Иван подошел к Рите.

– Привет, – сказал он. – Ты здорово танцуешь.

– Я занималась гимнастикой, – ответила Рита, слегка краснея. – Целых пять лет.

– У тебя разряд? – спросил он, заставляя ее кружиться.

– Нет, я упала, растянула связки. А потом меня отдали в лыжную секцию. У меня по лыжам первый.

– Правда? Тогда ты приехала в правильное место, – улыбнулся Иван. – Здесь столько снега, можешь кататься с утра до вечера, легко сдашь на мастера.

– Могу, – сказала она. – А ты... поешь, мне рассказывали.

– Ну да. Пою.

– Я когда-нибудь услышу? – Она кокетливо наклонила голову, светлые волосы прикрыли лицо.

Он засмеялся.

– Конечно. У тебя очень красивые волосы, Рита, – сказал он. – Я никогда не видел таких волос... Вблизи. Только в кино или на картинке. Но там они не настоящие. – Он улыбнулся.

– Не настоящие? – Рита удивилась. – Ты думаешь, в кино все в париках?

– Нет, просто они крашеные. Мой отец говорит, что все женщины хотят носить волосы цвета молока оленухи.

– Ох, – фыркнула Рита.

– Ну да, – настаивал Иван. – Такие волосы нравятся мужчинам. – Он улыбнулся. – Мне тоже. Только настоящие. А у тебя настоящие. – Он протянул руку и погладил волосы, которые падали на спину Риты.

Рука обожгла спину еще сильнее, чем взгляд Любы, который устремился на нее. Рукой в перчатке, оттопырив мизинец, она держалась за плечо парня из десятого класса.

– А я, – вдруг осмелела Рита, – я тоже никогда не видела вблизи таких черных волос. Они жесткие? – Она протянула руку и прошлась по ежику волос.

– Ну и как? – тихо спросил Иван.

– Интересно, – уклончиво ответила Рита. – А еще интересней услышать, как ты поешь.

– Приходи завтра в четыре. Будет репетиция концерта для спонсоров.

– Приду, конечно.

– Галина Даниловна, наша директриса, говорит, что каждый может что-то предложить для концерта. Ты слышала, они приедут в весенние каникулы?

– Ох, это еще так неско-оро, – протянула Рита.

– Но мы должны удивить гостей чем-то, как говорит она, не тривиальным. А на это нужно время, – ответил Иван. – На самом деле, спонсоры вкладывают совсем не тривиальные деньги в нашу школу-интернат, сама видишь.

– Может быть, мне тоже что-то приготовить? Например, упражнение с лентой? Я еще не забыла гимнастику, – на ходу придумала Рита.

Они танцевали, болтали... Кажется, впервые за полтора месяца новой жизни Рита чувствовала себя так свободно.

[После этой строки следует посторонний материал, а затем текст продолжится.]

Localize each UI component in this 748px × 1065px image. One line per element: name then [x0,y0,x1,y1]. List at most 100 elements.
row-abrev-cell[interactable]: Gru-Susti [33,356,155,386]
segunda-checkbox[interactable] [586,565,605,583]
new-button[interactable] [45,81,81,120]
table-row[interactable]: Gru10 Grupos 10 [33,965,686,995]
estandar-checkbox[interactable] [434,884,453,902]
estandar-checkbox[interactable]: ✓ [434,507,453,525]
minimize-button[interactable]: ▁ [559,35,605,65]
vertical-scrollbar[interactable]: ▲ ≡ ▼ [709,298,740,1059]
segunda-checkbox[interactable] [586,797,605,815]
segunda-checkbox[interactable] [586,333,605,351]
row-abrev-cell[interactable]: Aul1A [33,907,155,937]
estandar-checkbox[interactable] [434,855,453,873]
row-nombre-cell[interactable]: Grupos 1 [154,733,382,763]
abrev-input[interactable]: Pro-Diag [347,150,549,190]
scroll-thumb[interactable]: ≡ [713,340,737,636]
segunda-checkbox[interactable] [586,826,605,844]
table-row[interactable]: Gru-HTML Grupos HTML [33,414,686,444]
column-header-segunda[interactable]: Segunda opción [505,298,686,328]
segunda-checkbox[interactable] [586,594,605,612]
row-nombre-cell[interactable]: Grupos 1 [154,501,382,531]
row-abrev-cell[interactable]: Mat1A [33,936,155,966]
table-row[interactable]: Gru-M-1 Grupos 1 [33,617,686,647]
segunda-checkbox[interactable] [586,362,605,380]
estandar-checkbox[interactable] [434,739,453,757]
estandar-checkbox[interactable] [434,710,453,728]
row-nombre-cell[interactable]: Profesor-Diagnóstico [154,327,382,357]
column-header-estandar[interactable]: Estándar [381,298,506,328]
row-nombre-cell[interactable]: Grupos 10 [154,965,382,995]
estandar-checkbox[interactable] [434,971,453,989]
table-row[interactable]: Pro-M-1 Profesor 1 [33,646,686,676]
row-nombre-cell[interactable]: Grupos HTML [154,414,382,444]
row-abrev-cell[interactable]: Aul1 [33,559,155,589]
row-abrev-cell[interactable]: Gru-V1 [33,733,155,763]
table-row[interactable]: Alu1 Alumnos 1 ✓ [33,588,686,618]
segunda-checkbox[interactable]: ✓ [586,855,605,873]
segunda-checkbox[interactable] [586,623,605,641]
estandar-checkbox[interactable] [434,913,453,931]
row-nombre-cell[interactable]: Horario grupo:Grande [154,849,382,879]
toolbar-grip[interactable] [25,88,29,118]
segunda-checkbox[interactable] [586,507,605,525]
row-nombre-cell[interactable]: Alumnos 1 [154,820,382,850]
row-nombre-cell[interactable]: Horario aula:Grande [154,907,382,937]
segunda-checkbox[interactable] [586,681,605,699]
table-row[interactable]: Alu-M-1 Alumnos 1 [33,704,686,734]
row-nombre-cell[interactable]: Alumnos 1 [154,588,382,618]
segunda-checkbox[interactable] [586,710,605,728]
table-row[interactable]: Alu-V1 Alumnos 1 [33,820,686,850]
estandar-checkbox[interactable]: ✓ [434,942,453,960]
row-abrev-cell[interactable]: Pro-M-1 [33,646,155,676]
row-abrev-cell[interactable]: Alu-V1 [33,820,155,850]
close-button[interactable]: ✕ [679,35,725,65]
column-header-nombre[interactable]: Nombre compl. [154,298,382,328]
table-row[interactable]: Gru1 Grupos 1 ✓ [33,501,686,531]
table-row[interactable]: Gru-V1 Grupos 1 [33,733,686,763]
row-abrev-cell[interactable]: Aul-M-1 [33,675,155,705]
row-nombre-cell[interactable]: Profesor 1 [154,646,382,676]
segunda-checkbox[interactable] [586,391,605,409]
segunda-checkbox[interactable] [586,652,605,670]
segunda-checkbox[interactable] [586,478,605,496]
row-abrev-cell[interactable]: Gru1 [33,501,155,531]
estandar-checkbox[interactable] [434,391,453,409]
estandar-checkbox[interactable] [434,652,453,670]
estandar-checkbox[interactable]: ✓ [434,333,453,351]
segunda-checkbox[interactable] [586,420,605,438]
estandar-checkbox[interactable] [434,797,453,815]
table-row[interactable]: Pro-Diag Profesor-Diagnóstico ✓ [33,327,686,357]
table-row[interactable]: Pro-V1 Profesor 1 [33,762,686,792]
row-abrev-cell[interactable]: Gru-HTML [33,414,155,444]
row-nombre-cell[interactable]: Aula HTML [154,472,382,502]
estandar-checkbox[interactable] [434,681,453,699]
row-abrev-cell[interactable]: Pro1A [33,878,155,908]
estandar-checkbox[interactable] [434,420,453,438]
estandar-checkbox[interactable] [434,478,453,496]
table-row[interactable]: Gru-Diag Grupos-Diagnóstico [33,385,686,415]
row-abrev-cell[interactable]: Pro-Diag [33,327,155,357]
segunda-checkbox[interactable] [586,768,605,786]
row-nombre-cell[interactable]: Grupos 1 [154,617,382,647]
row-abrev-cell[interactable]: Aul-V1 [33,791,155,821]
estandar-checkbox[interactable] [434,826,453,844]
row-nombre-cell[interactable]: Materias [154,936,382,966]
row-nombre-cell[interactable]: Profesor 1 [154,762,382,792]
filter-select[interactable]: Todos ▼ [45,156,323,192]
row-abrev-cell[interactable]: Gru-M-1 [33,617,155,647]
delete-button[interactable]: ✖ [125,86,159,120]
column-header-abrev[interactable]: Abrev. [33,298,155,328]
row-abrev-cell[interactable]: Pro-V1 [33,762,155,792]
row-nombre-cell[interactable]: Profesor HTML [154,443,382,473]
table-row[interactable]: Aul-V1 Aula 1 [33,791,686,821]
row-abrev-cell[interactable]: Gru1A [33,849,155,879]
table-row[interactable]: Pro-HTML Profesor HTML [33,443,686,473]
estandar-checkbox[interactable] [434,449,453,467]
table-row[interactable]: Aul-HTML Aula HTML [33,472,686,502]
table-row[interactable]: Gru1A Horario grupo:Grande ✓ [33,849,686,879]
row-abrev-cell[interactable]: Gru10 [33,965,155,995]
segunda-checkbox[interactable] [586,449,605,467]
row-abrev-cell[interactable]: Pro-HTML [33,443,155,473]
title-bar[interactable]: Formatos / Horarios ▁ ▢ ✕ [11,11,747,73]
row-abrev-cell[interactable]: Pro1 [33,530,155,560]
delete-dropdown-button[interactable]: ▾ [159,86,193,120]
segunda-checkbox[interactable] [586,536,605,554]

Если честно, отправляясь в школу-интернат, она приготовилась к схватке. Она не манси и не ханты, а русская девочка, по странности обстоятельств попавшая в чужой мир. Всего на один год, только на девятый класс, как обещали родители. А эти дети оленеводов и охотников учатся вместе с первого класса и до последнего. Они – свои. Она – чужая.

Но, как оказалось, кто он – свой или чужой – определяется совсем не так, как она думала.

Сказать, что Рита никогда до сих пор не влюблялась, было бы неправдой. Влюблялась, да еще как. В детском саду, в лагере, во дворе. Но по-другому. Она влюблялась в красивую курточку, в джинсы, в велосипед, в мопед. Теперь она видела только Ивана. Спросить ее, как он был одет на дискотеке, – она бы не ответила. Но она могла сказать, что от его взгляда то краснела, то бледнела. У нее изменился голос при нем – точнее, интонации, которые удивляли ее. Она заметила, как у нее дрожали пальцы, когда он брал ее руку в свою. У него горела рука в ее руке... От него так хорошо пахло – свежестью, зимой, хотя в зале жарко. Ей хотелось спросить чем. Но она не посмела.

Но больше всего Рите нравилось, что они понимают друг друга с полуслова. Она начинает фразу, он заканчивает. И наоборот. Никогда и ни с кем у нее такого не случалось.

Иван проводил ее до комнаты.

– До завтра, – сказал он.

– Спокойной ночи, – ответила она.

Глава 8. Два в одном

– Ты... один? Ты пел один? – не верила Рита. Она заглянула за спину – нет ли там кого-то, кто пел бы вторым голосом.

– Один. – Он улыбался. Ему нравилось наблюдать за Ритой. Было ясно, что она потрясена на самом деле, а не изображает.

– Но такого не может быть. Мне кажется, у тебя кто-то стоял за спиной.

– Это я стояла у него за спиной, – услышала она голос Любы. Она возникла из ниоткуда. Рита поморщилась.

Иван, казалось, не слышал Любиных слов, он смотрел на Риту.

– Один. Я пел один. И стоял на сцене тоже один.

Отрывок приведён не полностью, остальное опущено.